Selama hidup Anda, Anda telah banyak bepergian.
“Dan saya terus melakukannya, saya selalu di jalan dan saya merasa sangat puas. Ketika seorang pembalap amatir berkat saran saya menurunkan waktunya di Mugello beberapa detik atau menyentuh lututnya, bagi saya itu indah. Saya akan selalu berterima kasih kepada Ducati karena memberi saya kesempatan untuk bergabung dengan keluarga mereka, menangani semua inisiatif yang diperuntukkan bagi pelanggan. Saya pergi kemana-mana, hampir seperti Kejuaraan Dunia. Kami membuat presentasi, kursus, dan track day di semua benua”.
Kapan Anda meninggalkan aktivitas percontohan?

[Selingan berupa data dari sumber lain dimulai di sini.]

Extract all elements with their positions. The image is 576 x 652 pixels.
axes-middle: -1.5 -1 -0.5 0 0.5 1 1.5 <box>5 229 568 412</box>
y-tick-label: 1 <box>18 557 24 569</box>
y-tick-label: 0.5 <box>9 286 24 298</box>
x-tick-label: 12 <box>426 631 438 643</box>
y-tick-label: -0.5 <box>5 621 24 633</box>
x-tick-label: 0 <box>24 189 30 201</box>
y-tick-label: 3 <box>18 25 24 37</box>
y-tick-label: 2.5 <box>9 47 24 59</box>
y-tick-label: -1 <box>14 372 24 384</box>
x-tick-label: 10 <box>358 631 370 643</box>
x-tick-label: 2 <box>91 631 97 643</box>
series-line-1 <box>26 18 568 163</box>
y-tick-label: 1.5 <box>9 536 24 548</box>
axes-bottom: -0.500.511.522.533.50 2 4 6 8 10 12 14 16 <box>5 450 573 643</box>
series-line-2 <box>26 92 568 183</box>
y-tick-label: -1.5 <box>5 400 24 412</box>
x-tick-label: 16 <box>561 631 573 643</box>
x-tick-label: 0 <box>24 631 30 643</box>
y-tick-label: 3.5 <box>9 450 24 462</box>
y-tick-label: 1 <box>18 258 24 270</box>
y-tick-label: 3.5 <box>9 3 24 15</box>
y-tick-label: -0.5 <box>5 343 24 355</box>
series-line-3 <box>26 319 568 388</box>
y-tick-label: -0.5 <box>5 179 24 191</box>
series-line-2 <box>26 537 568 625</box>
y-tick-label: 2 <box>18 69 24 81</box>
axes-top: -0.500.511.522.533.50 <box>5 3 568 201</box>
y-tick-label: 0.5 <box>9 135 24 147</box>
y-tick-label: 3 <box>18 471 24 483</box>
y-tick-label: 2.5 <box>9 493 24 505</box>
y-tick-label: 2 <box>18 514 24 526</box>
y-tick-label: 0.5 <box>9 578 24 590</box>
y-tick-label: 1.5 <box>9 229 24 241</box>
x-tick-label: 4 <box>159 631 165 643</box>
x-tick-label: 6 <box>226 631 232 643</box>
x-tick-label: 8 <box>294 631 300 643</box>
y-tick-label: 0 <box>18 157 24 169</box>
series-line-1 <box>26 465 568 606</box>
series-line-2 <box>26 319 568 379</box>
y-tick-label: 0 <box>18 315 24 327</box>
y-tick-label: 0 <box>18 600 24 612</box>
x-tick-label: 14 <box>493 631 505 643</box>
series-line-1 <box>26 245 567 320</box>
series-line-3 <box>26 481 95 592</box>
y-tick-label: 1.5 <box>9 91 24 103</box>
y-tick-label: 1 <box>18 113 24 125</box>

“Saya sudah tidak balapan selama dua tahun tapi saya belum pernah melakukan balapan perpisahan. Saya masih belum merasa seperti mantan pebalap dan jika ada kemungkinan melakukan balapan, dalam kondisi tertentu, saya akan melakukannya lagi. Beberapa tahun yang lalu saya mengalami kecelakaan yang sangat serius di Rijeka dan dokter memberi tahu saya bahwa jika saya kembali ke sepeda, saya berisiko mati. Saya menjawab bahwa jika saya tidak memiliki sepeda, saya tetap mati, meskipun saya masih bernafas. Maka beberapa bulan kemudian saya berkompetisi di Mugello dan memenangkan balapan Endurance. Itu adalah salah satu kenangan terbaik saya bersama dengan kemenangan di Daytona”.